Promotor de espectáculos fala sobre ‘cachets’ de bandas: “Os Radiohead receberam cem libras em 1993 para tocar”

João Moço [Diário de Notícias]: É uma prática corrente não se pagar cachet aos artistas ou bandas que fazem as primeiras partes dos concertos de nomes mais conhecidos?

Álvaro Covões [Director da Everything is New]: Todos os espectáculos são unidades de negócio particulares e cada um tem o seu orçamento, que pode incluir uma parte para uma banda de suporte.

Quais os benefícios de se ter uma banda a actuar como suporte do artista principal?

As primeiras partes ou são uma alavanca para se venderem mais bilhetes ou então são uma oportunidade para os artistas poderem promover o seu trabalho. Por exemplo, neste tipo de casos lembro-me sempre dos Radiohead. Eles quando vieram cá em 1993 fazer a primeira parte dos James [no Pavilhão do Belenenses] receberam cem libras. Esta quantia nem dava para pagar almoços ou jantares. Para eles foi uma questão de oportunidade. Eles até já comentaram em entrevistas que na altura estavam a pensar deixar de fazer as primeiras partes, mas quando chegaram a Lisboa e as pessoas cantaram as suas músicas perceberam que havia qualquer coisa.

Existem casos semelhantes ao dos Radiohead em Portugal?
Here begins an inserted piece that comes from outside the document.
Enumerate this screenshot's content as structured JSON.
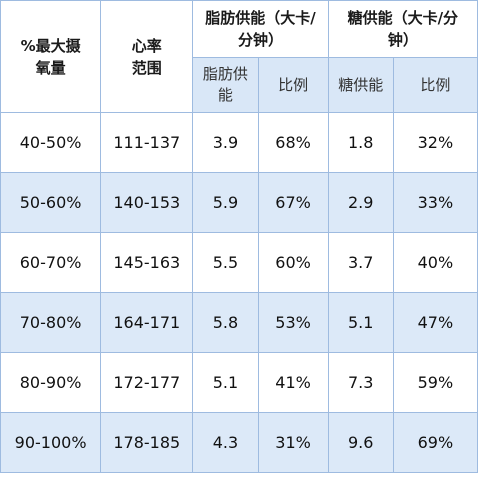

Houve uma história na altura em que os Silence 4 estavam a começar e fizemos um espectáculo com eles. Na altura foi feito um acordo tripartido entre promotora, editora e representante da banda e a editora é que alugou o backline [equipamento áudio necessário para um concerto]. O caso até foi notícia, em que se referia que a editora pagava para a anda tocar, mas foi um investimento feito. Mais tarde vão ao Sudoeste e, por um mero acordo logístico que obrigou a antecipar as actuações dos Portishead e da PJ Harvey, eles fecharam o dia. Em Dezembro desse ano estavam a tocar para 18 mil pessoas no Pavilhão Atlântico. Muitas vezes, as primeiras partes são mesmo uma oportunidade para os artistas se promoverem.

Quanto é que em média se costuma pagar a um artista que actua na primeira parte?

Depende muito dos casos, depende do modelo de negócio que é estabelecido em cada espectáculo e com o artista principal. Por exemplo, já tivemos casos em que pagámos mil euros. Muitas vezes, e isto acontece também lá fora, as bandas de suporte recebem uns cem ou 200 euros e às vezes até pagam à banda principal 25% de aluguer de equipamento de som e luzes. As bandas estrangeiras que actuam durante a primeira parte fazem muito isto e não fomos nós que inventámos este modelo. Aliás, neste caso, que para mim é uma não história, recebemos logo vários e-mails de músicos a dizerem que não se importavam de tocar conforme as nossas condições, e já temos quem faça a primeira parte dos Girls na Casa da Música.

O actual cenário de crise que o País enfrenta e a possibilidade do aumento do IVA nos bilhetes dos espectáculos não influencia o orçamento que se tem para um artista de suporte?

Um orçamento é somente um orçamento e é feito em função da realidade. A crise não tem nada que ver com o caso.